RE: [EXT] Re: [PATCH net-next v2] octeontx2-pf: Add support for page pool
From: Sunil Kovvuri Goutham
Date: Fri May 19 2023 - 01:20:22 EST
> -----Original Message-----
> From: Yunsheng Lin <linyunsheng@xxxxxxxxxx>
> Sent: Friday, May 19, 2023 8:07 AM
> To: Ratheesh Kannoth <rkannoth@xxxxxxxxxxx>; netdev@xxxxxxxxxxxxxxx;
> linux-kernel@xxxxxxxxxxxxxxx
> Cc: Sunil Kovvuri Goutham <sgoutham@xxxxxxxxxxx>; davem@xxxxxxxxxxxxx;
> edumazet@xxxxxxxxxx; kuba@xxxxxxxxxx; pabeni@xxxxxxxxxx; Subbaraya
> Sundeep Bhatta <sbhatta@xxxxxxxxxxx>; Geethasowjanya Akula
> <gakula@xxxxxxxxxxx>; Srujana Challa <schalla@xxxxxxxxxxx>; Hariprasad
> Kelam <hkelam@xxxxxxxxxxx>
> Subject: [EXT] Re: [PATCH net-next v2] octeontx2-pf: Add support for page pool
>
> External Email
>
> ----------------------------------------------------------------------
> On 2023/5/19 9:52, Ratheesh Kannoth wrote:
> >> ---------------------------------------------------------------------
> >> - On 2023/5/18 13:51, Ratheesh Kannoth wrote:
> >>> Page pool for each rx queue enhance rx side performance by
> >>> reclaiming buffers back to each queue specific pool. DMA mapping is
> >>> done only for first allocation of buffers.

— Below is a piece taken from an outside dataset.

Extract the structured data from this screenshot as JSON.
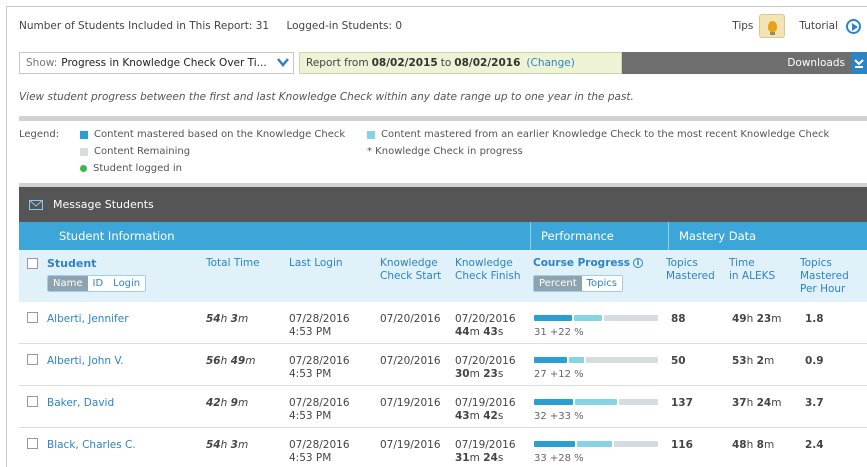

> >>> As subsequent buffers allocation avoid DMA mapping, it results in
> >>> performance improvement.
> >>>
> >>> Image | Performance with Linux kernel Packet Generator
> >>
> >> Is there any more detailed info for the performance data?
> >> 'kernel Packet Generator' means using pktgen module in the
> >> net/core/pktgen.c? it seems pktgen is more for tx, is there any
> >> abvious reason why the page pool optimization for rx have brought
> >> about ten times improvement?
> > We used packet generator for TX machine. Performance data is for RX
> > DUT. I will remove Packet generator text from the commit message as it gives
> ambiguous information
> > DUT Rx <------------------------- TX (Linux machine with packet generator)
> > (page pool support)
>
> Thanks for clarifying.
> DUT is for 'Device Under Test'?
> what does DUT do after it receive a packet? XDP DROP?
>
> >
> >>
> >>> ------------ | -----------------------------------------------
> >>> Vannila | 3Mpps
> >>> |
> >>> with this | 42Mpps
> >>> change |
> >>> -------------------------------------------------------------
> >>>
> >>
> >> ...
> >>
> >>> static int __otx2_alloc_rbuf(struct otx2_nic *pfvf, struct otx2_pool *pool,
> >>> dma_addr_t *dma)
> >>> {
> >>> u8 *buf;
> >>>
> >>> + if (pool->page_pool)
> >>> + return otx2_alloc_pool_buf(pfvf, pool, dma);
> >>> +
> >>> buf = napi_alloc_frag_align(pool->rbsize, OTX2_ALIGN);
> >>> if (unlikely(!buf))
> >>> return -ENOMEM;
> >>
> >> It seems the above is dead code when using 'select PAGE_POOL', as
> >> PAGE_POOL config is always selected by the driver?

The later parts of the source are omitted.